William Rathbone was a Quaker until he was disowned by the Society of Friends in 1820. He then joined the Unitarian Congregation at the Renshaw Street Chapel. The Rathbones were prominent members of Liverpool society and were known as merchants and shipowners.

The notability and prosperity of the Rathbone family of Liverpool were tied to the growth of that city as a major Atlantic trading port. William was the eldest son of William Rathbone IV and Hannah Mary (née Reynolds). He was born in 1787, although the statue of him in Sefton Park erroneously gives his birth year as 1788. William went into partnership as a merchant with his brother Richard.

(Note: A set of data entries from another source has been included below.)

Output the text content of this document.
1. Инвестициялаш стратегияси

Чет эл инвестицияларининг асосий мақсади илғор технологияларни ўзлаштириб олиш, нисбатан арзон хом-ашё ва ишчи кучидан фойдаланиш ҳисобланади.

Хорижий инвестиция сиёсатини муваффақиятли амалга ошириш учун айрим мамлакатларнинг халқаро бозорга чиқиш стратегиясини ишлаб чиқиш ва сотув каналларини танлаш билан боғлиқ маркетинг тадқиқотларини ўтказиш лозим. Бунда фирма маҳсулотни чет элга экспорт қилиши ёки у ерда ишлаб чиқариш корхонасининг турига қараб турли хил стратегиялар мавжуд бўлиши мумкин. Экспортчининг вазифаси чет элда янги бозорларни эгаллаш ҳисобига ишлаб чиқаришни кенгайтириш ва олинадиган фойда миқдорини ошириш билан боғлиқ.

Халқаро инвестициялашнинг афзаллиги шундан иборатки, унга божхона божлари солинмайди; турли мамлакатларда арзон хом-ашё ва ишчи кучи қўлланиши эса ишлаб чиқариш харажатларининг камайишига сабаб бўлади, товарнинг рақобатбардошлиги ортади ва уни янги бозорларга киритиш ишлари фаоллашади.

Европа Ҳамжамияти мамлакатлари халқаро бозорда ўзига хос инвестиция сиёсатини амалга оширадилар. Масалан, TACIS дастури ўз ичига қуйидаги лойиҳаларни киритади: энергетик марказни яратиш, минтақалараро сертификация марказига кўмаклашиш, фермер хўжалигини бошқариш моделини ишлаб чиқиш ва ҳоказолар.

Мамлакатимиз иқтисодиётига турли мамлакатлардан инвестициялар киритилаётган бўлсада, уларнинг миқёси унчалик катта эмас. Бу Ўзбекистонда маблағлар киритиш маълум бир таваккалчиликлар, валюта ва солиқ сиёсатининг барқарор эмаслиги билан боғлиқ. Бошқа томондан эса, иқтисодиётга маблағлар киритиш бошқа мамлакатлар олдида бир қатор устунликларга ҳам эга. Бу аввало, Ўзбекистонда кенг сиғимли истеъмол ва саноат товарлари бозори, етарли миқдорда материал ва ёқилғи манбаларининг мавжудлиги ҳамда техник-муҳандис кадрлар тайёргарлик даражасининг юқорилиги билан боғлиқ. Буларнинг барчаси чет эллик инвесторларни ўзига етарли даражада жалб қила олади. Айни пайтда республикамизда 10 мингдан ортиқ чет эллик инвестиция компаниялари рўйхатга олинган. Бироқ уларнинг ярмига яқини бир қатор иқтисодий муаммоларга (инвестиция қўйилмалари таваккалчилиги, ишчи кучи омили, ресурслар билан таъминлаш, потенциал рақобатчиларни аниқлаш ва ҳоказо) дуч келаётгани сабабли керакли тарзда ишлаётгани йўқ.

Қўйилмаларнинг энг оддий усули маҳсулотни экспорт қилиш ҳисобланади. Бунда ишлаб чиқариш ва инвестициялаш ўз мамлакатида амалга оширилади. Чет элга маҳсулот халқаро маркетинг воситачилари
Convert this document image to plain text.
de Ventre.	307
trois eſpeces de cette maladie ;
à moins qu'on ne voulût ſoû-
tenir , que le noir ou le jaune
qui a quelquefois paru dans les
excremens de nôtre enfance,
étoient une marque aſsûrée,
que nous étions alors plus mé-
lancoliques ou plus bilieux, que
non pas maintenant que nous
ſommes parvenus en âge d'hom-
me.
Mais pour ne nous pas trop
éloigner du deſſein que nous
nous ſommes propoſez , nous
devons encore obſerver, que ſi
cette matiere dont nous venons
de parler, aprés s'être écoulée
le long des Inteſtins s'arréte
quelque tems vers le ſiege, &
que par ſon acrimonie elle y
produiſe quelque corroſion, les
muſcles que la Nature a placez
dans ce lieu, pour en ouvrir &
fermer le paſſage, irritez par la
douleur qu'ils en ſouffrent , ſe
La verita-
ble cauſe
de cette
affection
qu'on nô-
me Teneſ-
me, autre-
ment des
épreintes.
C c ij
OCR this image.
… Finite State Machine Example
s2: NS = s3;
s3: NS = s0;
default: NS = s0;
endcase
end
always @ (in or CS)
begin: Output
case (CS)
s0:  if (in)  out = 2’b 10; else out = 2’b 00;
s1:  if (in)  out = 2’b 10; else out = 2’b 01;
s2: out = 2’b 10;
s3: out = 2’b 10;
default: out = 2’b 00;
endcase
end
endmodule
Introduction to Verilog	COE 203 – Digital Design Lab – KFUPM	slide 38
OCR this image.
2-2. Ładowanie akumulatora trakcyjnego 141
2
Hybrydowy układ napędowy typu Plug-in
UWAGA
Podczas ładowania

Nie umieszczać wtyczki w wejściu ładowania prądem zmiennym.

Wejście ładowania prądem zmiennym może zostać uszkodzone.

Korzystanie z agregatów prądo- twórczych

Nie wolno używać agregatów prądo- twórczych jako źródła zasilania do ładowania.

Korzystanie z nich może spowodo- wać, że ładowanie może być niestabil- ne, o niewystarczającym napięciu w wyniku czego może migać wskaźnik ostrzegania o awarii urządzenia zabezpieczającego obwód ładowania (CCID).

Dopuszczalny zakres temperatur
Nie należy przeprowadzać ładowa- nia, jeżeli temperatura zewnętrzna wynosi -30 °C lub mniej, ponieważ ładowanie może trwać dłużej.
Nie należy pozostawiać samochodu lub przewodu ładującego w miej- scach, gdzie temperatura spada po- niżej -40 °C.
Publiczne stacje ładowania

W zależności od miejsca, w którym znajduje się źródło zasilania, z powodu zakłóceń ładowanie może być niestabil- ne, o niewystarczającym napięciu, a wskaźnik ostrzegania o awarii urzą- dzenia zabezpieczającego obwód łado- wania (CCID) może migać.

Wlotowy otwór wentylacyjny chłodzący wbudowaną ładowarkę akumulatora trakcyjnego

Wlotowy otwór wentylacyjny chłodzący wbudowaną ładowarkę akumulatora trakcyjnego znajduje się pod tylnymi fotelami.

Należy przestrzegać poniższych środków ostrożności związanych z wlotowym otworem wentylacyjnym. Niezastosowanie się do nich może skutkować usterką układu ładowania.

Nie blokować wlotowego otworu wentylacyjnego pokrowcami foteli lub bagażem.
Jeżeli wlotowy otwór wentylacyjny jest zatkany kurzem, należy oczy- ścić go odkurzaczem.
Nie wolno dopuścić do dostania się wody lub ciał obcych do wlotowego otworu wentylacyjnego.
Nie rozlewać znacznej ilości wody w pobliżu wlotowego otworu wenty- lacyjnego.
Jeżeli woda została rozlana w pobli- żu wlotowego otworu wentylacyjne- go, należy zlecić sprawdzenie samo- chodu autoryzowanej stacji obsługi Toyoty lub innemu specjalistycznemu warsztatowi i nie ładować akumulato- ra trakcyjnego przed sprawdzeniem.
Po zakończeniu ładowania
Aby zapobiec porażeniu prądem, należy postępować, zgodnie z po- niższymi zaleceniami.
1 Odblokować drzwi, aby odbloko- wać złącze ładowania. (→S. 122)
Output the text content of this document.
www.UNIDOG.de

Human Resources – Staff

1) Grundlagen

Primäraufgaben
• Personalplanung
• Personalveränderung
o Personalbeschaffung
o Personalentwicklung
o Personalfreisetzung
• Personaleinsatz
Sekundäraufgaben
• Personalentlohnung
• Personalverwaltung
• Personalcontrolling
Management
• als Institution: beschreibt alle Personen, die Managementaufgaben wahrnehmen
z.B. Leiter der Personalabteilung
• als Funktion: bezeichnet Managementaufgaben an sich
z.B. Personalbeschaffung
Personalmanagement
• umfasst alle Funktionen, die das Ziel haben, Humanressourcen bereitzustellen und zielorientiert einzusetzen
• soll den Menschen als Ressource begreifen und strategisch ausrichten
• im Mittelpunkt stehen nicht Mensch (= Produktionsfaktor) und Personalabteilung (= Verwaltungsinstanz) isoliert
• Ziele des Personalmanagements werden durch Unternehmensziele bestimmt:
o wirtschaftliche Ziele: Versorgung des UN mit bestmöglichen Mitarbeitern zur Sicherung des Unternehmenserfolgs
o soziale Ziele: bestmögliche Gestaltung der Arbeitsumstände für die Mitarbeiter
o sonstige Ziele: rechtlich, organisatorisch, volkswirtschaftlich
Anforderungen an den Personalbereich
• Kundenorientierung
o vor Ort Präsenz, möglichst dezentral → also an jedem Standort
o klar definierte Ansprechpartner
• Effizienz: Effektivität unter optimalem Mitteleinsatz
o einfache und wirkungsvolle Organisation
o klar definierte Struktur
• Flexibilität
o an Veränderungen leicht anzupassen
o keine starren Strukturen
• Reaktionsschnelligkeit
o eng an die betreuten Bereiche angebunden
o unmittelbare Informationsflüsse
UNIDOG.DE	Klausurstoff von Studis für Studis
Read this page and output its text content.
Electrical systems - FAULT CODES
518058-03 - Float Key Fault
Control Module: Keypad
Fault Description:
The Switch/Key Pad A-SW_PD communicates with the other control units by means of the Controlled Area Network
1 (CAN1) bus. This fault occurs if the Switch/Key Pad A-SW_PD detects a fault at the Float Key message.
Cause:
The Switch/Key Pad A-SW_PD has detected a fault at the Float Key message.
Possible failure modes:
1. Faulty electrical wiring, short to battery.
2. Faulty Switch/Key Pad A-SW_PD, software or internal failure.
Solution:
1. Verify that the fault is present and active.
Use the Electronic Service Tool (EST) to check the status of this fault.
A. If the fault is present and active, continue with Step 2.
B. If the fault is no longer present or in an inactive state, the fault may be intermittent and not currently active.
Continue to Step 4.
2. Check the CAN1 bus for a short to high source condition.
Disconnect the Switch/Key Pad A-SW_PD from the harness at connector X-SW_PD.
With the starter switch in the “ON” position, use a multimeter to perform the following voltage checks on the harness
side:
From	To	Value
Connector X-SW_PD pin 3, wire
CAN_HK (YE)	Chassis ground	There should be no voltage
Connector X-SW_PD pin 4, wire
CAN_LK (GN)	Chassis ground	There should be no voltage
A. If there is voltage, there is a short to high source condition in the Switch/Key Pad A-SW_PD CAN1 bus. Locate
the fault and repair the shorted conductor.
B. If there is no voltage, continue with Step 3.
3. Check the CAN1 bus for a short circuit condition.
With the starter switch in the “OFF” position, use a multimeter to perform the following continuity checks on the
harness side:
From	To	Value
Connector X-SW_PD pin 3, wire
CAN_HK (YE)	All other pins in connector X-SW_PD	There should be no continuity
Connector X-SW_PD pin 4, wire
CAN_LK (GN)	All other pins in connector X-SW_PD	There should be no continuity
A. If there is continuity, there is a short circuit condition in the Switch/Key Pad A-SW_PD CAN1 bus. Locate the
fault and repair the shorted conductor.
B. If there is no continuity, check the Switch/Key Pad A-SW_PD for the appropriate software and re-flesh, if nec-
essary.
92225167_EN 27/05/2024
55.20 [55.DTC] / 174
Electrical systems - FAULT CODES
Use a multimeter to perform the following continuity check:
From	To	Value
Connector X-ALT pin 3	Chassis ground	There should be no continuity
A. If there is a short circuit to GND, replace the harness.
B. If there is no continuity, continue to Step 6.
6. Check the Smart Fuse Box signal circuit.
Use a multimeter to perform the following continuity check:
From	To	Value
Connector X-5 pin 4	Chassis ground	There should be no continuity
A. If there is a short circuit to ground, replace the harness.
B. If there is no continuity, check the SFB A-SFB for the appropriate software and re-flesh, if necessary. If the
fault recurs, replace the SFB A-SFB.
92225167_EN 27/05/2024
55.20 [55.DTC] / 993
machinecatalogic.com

William Rathbone was elected a Reformer (Liberal) councillor for the Pitt Street ward in Liverpool in the first ever Council election in 1835, subsequently re-elected in 1837, for the Vauxhall ward in 1845, Lord Mayor of Liverpool in 1837, and fought for social reforms. He supported Kitty Wilkinson in establishing wash-houses and public baths following the 1832 cholera epidemic, was an active supporter of the Municipal Reform Act 1835, and was responsible for the distribution of New England Relief funds during the Irish famine of 1846–1847 (see British Relief Association). Rathbone died on 1 February 1868 at Greenbank House, with over 1,000 mourners attending his funeral.

==Family==
Rathbone married Elizabeth (1790–1882), daughter of Samuel Greg of Quarry Bank Mill, Cheshire and Hannah (née Lightbody) in 1812. Their children included:

- Elizabeth who married John Paget
- Hannah Mary who married John Hamilton Thom
- William Rathbone VI
- Samuel Greg
- Philip Henry (1828–95).

He was the great-grandfather of the actor Basil Rathbone.